The study is relevant to practice because it addresses issues that are pertinent to the society. The public debate regarding immigrants’ use of public resources has been going on for quite some time. Therefore, the study can be viewed as a clarification of pertinent issues affecting the public.
The study is feasible to implement since the study concludes that low rates of healthcare services usage by Mexican immigrants indicates that they do not overuse public resources such as healthcare. The study findings also indicate that the authorization of immigrant status is a significant determinant of access and patterns of healthcare use among Latinos.
The benefits of the study do not outweigh the risks since it offers a framework for policy analysis that policy makers can use to regulate immigrant overuse of public resources by either restricting or increasing immigration authorization status among Latinos.

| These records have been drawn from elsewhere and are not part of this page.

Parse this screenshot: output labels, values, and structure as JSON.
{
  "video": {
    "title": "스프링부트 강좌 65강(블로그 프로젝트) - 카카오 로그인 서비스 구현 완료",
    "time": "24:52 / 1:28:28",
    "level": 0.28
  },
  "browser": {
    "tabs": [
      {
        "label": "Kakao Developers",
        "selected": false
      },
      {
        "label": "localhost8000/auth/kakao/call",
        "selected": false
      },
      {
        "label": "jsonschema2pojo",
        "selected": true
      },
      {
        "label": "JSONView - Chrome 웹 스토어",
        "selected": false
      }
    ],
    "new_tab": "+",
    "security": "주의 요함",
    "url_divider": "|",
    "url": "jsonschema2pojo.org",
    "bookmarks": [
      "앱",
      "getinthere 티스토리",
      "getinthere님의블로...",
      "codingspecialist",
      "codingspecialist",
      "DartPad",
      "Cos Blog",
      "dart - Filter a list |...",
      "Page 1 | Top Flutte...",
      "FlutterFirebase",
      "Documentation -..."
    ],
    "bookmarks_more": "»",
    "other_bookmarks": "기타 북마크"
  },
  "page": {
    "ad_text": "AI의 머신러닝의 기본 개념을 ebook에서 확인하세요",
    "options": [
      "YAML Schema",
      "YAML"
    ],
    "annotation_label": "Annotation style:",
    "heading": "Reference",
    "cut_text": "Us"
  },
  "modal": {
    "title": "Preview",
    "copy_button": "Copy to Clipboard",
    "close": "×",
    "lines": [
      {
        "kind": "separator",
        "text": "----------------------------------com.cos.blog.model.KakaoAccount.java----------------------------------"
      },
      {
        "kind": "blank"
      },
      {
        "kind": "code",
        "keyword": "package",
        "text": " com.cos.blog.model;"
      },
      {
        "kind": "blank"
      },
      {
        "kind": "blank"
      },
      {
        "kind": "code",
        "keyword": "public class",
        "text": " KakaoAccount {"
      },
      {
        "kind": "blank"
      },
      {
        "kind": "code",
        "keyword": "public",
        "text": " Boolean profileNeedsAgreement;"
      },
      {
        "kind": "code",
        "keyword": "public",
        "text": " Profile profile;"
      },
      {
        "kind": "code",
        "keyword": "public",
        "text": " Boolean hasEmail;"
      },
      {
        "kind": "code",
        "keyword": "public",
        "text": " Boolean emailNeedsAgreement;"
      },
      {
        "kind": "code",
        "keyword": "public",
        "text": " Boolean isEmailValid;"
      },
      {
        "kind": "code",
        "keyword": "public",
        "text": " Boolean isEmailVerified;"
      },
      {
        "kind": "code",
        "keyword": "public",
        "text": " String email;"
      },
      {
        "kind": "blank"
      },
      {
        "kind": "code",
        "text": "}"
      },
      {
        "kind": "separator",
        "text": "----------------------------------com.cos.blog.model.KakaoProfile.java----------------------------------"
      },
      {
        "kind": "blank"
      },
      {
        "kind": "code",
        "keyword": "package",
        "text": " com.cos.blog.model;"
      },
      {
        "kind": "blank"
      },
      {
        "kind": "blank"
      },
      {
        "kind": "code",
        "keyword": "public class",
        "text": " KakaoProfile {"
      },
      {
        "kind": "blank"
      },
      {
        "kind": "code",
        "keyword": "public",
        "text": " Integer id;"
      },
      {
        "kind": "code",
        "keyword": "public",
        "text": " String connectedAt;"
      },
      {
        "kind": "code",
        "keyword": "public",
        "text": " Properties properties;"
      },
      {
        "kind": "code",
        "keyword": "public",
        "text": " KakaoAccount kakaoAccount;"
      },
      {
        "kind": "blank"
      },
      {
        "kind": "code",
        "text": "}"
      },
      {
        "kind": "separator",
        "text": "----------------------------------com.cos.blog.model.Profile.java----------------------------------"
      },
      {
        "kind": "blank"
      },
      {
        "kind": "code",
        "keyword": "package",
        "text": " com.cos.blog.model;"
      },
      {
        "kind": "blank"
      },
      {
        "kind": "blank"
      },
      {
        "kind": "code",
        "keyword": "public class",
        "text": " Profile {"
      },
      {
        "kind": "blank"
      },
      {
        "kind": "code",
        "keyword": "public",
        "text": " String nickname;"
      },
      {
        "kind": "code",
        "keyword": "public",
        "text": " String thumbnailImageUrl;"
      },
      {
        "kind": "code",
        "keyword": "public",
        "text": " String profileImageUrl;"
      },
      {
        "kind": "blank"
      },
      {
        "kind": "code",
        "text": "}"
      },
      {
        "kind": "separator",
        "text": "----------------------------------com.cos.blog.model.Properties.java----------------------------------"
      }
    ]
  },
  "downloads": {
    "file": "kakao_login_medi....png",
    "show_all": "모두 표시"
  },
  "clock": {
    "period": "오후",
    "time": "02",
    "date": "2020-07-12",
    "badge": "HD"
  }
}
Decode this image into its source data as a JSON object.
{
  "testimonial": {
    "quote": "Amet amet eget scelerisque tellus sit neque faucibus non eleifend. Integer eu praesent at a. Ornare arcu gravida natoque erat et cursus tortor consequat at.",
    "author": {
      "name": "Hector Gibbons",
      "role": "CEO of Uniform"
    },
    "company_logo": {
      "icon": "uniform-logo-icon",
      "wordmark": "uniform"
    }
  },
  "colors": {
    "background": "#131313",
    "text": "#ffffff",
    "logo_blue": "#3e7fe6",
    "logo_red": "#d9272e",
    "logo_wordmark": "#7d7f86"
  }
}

The researchers achieved the aims of the study basing on the validity and reliability of the data and methodology used in the study. The study aimed at evaluating the public view that immigrants overuse public resources. The study affirmed otherwise, which increases the policy options for public policy makers to regulate the use public resources by immigrants using immigrant authorization. The study could be improved by providing an implicit overview of primary data collection methods and taking a stand on the public policy debate. This is not the case since the study did not make use of a hypothesis as a framework for the study. The research made significant contributions in Health Services Research by exploring specific ethnicities of immigrants and their impacts and experiences with the US healthcare system.